Paul Matteis
Analyst · Leerink. Please go ahead
Great. Thanks very much. I have a couple. First, for Chris, I’m wondering you what specific analysis interests you the most that we might see in the full Kinect 3 data at a medical meeting.
Chris O’Brien: Hey Paul, so there are so many, I don’t even know where to start. But some of the obvious ones come to mind, so for example, the psychiatrist that we interact with, they are very happy that in our studies we allow – the subjects to be on our investigational drug. In combination with their contaminant psychiatric Medications there antipsychotics, their anti-depressions, et cetera. And so they are on a complex mix of drugs and the questions I get asked are, is there any difference in efficacy in patients who are still on an antipsychotic or those are off, is there a difference, do we they underlying schizophrenia or underlying biopolar disorder. And so you can imagine that we have set to work ongoing to begin to that question. They also want to know, simple things like, are there are certain kinds of patients that are more appropriate, for example patients who have tardive dyskinesia affecting the mouth and the tongue region rather than the trunk of the legs. And we’ll dig into that as well. Of course the FDA, is just doing those kind of things, as well.
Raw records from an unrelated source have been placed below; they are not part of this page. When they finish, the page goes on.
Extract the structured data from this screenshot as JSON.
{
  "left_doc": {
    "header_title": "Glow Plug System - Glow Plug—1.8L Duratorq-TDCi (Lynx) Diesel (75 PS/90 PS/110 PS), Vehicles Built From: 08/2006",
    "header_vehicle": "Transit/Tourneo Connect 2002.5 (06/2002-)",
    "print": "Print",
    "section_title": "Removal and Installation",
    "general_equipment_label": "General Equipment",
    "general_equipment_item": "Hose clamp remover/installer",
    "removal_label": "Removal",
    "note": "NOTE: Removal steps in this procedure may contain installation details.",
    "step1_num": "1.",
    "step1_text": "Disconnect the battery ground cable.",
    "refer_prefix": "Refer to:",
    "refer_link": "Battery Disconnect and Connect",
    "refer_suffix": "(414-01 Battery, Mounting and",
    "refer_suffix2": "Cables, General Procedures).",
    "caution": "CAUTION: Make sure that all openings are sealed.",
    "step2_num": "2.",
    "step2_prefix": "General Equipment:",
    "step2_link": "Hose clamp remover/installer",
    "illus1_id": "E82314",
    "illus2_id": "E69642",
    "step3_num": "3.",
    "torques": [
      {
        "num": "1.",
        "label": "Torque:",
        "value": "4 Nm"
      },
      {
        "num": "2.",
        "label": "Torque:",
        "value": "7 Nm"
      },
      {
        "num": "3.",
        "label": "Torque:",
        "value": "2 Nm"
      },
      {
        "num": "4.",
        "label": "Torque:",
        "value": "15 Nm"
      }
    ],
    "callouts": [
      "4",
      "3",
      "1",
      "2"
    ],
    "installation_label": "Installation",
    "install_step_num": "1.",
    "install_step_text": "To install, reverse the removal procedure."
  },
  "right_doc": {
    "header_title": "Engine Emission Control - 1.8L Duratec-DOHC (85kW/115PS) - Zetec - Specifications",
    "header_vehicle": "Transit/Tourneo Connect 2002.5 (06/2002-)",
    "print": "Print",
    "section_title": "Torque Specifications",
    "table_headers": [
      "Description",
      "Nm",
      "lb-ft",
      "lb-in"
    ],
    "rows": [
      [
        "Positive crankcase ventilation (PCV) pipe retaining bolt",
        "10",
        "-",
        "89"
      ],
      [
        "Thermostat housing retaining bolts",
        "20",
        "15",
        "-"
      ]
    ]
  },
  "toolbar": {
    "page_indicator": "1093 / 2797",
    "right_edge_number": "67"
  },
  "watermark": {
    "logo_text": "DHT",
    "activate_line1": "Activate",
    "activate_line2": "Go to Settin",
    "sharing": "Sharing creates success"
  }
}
So those analysis, some additional safety analysis, for example, can use our drug safely, in a patient with a history of major depressive disorder and what impact if any is there on depression or suicidal ideation. And so, that analysis is ongoing. So far we’re very, very happy with a safety profile that we’ve seen not only in Kinect 3, but as we’ve previously reported in Kinect 2. Low AE rates, very comparable rates of easing placebo with active and a profile that if it continues to carry out this way, in a long-term safety study would put us in a very nice position for the commercial marketplace.